When I put a technical tutorial about AWS Lambda or Next.js Middleware under a Serif header, it subconsciously adds weight to the content. It moves the content from "random blog post" to "published article."

It also reduces eye fatigue. This is debated, but many typographers argue that the distinct shapes of serif letters make them easier to distinguish, allowing for faster recognition. While I use a sans-serif for long blocks of code and body text, the serif headers act as clear, distinct signposts that break up the rhythm of the page.

Breaking the Shadcn Mold

I love Shadcn UI. It has revolutionized how fast I can ship. The copy-paste nature of it aligns perfectly with my goal of freedom and speed.

But the danger of Shadcn is that it encourages laziness. You paste the button component, you paste the card component, and you are done. The result is a site that looks like... well, a Shadcn site.

By simply changing the typography global variables, I completely transformed the feel of the component library.

Check out how a simple card looks with standard Inter versus Seriously Nostalgic headers.

tsx // The Standard Way (Boring) <Card> <CardTitle className="font-sans">Deploy to the Edge</CardTitle> <CardDescription>Global low latency at scale.</CardDescription> </Card>

// The Asika Way (Distinct) <Card> <CardTitle className="font-display text-2xl tracking-tight"> Deploy to the Edge </CardTitle> <CardDescription>Global low latency at scale.</CardDescription> </Card>

The code change is minimal. The visual impact is massive. It takes the component from "bootstrapped prototype" to "bespoke product" instantly.

Freedom in Design

This pivots back to why I am doing this in the first place. Freedom.

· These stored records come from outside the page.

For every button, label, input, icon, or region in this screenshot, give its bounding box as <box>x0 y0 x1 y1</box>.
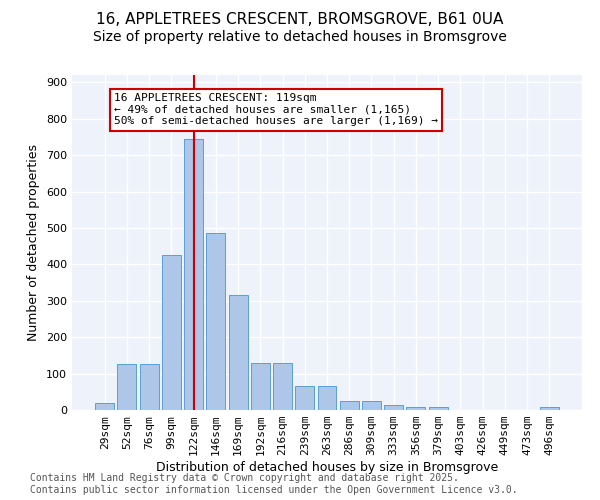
Bar <box>340 401 359 410</box>
Bar <box>295 386 314 410</box>
Bar <box>118 364 136 410</box>
Bar <box>229 296 248 410</box>
Bar <box>251 362 270 410</box>
Bar <box>317 386 337 410</box>
Bar <box>273 362 292 410</box>
Text: 16 APPLETREES CRESCENT: 119sqm
← 49% of detached houses are smaller (1,165)
50% : 16 APPLETREES CRESCENT: 119sqm ← 49% of … <box>114 93 438 126</box>
Text: Contains HM Land Registry data © Crown copyright and database right 2025.
Contai: Contains HM Land Registry data © Crown c… <box>30 474 518 495</box>
Bar <box>362 401 381 410</box>
Bar <box>140 364 158 410</box>
Bar <box>95 402 114 410</box>
Bar <box>384 404 403 410</box>
Bar <box>429 407 448 410</box>
Bar <box>162 255 181 410</box>
X-axis label: Distribution of detached houses by size in Bromsgrove: Distribution of detached houses by size … <box>156 461 498 474</box>
Bar <box>406 407 425 410</box>
Text: Size of property relative to detached houses in Bromsgrove: Size of property relative to detached ho… <box>93 30 507 44</box>
Bar <box>206 234 225 410</box>
Text: 16, APPLETREES CRESCENT, BROMSGROVE, B61 0UA: 16, APPLETREES CRESCENT, BROMSGROVE, B61… <box>97 12 503 28</box>
Bar <box>540 407 559 410</box>
Y-axis label: Number of detached properties: Number of detached properties <box>28 144 40 341</box>
Bar <box>184 138 203 410</box>
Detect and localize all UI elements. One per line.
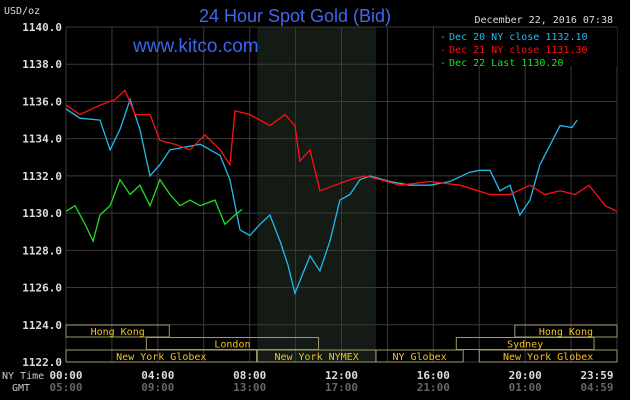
x-tick-label-ny: 12:00 [325, 369, 358, 382]
y-tick-label: 1132.0 [22, 170, 62, 183]
legend-box [434, 28, 617, 66]
y-axis-label: USD/oz [4, 6, 40, 17]
x-tick-label-ny: 16:00 [417, 369, 450, 382]
x-tick-label-gmt: 17:00 [325, 381, 358, 394]
ny-time-label: NY Time [2, 371, 44, 382]
y-tick-label: 1130.0 [22, 207, 62, 220]
series-lines [65, 89, 618, 296]
session-label: Sydney [507, 340, 543, 351]
x-tick-label-gmt: 01:00 [509, 381, 542, 394]
x-tick-label-gmt: 13:00 [233, 381, 266, 394]
x-tick-label-ny: 23:59 [580, 369, 613, 382]
chart-title: 24 Hour Spot Gold (Bid) [199, 6, 391, 26]
legend-item-dec20: - Dec 20 NY close 1132.10 [440, 32, 588, 43]
grid [65, 26, 618, 363]
session-label: New York Globex [116, 352, 206, 363]
x-tick-label-ny: 00:00 [49, 369, 82, 382]
x-tick-label-gmt: 09:00 [141, 381, 174, 394]
y-tick-label: 1122.0 [22, 356, 62, 369]
y-tick-label: 1136.0 [22, 95, 62, 108]
nymex-hours-shade [257, 27, 376, 362]
session-label: New York NYMEX [274, 352, 358, 363]
x-tick-label-gmt: 05:00 [49, 381, 82, 394]
session-bar [65, 324, 170, 338]
y-tick-label: 1124.0 [22, 319, 62, 332]
gmt-label: GMT [12, 383, 30, 394]
session-label: Hong Kong [539, 327, 593, 338]
y-tick-labels: 1140.0 1138.0 1136.0 1134.0 1132.0 1130.0 1128… [22, 21, 62, 369]
legend: - Dec 20 NY close 1132.10 - Dec 21 NY clos… [434, 28, 617, 69]
x-tick-label-ny: 04:00 [141, 369, 174, 382]
session-bar [375, 349, 464, 363]
y-tick-label: 1128.0 [22, 244, 62, 257]
session-bar [478, 349, 618, 363]
session-label: NY Globex [392, 352, 446, 363]
y-tick-label: 1138.0 [22, 58, 62, 71]
y-tick-label: 1134.0 [22, 133, 62, 146]
session-label: Hong Kong [91, 327, 145, 338]
legend-item-dec22: - Dec 22 Last 1130.20 [440, 58, 563, 69]
timestamp: December 22, 2016 07:38 [475, 15, 613, 26]
session-bar [65, 349, 258, 363]
series-line-0 [65, 97, 578, 296]
x-tick-label-gmt: 21:00 [417, 381, 450, 394]
y-tick-label: 1140.0 [22, 21, 62, 34]
x-tick-label-ny: 20:00 [509, 369, 542, 382]
session-label: New York Globex [503, 352, 593, 363]
series-line-2 [65, 178, 243, 243]
session-label: London [214, 340, 250, 351]
watermark: www.kitco.com [132, 36, 259, 57]
legend-item-dec21: - Dec 21 NY close 1131.30 [440, 45, 588, 56]
x-tick-label-gmt: 04:59 [580, 381, 613, 394]
series-line-1 [65, 89, 618, 212]
y-tick-label: 1126.0 [22, 282, 62, 295]
x-tick-label-ny: 08:00 [233, 369, 266, 382]
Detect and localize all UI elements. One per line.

When I was a freelancer, I built what others wanted. Now, as I study Cloud Computing and build my own SaaS products, I build what I want.

Choosing a font like "Seriously Nostalgic" is a small exercise of that freedom. It is a rejection of the "best practices" that say everything must look like Linear or Airbnb.

It is okay to be decorative. It is okay to be expressive. In fact, in the age of AI-generated content where ChatGPT churns out the same generic advice in the same generic tone, being expressive is the only way to prove you are actually there.

Final Thoughts

If you are an engineer looking to step up your design game, stop looking at color palettes. Stop looking at complex CSS animations.

Look at your type.

Go to a site like Creative Market or check out independent type foundries. Buy a font. Yes, actually pay money for a font file (or find a high-quality open-source one that isn't Roboto).

Integrate it into your Next.js project. Configure Tailwind to use it.

Watch how it changes the way you view your own product. It gives it a soul. And when you are grinding at 2 AM trying to fix a Supabase connection string or debug an AWS permission error, looking at a UI that has a soul makes the work a hell of a lot easier.

Typography matters. It is the voice of your code. Make sure it doesn't sound like a robot.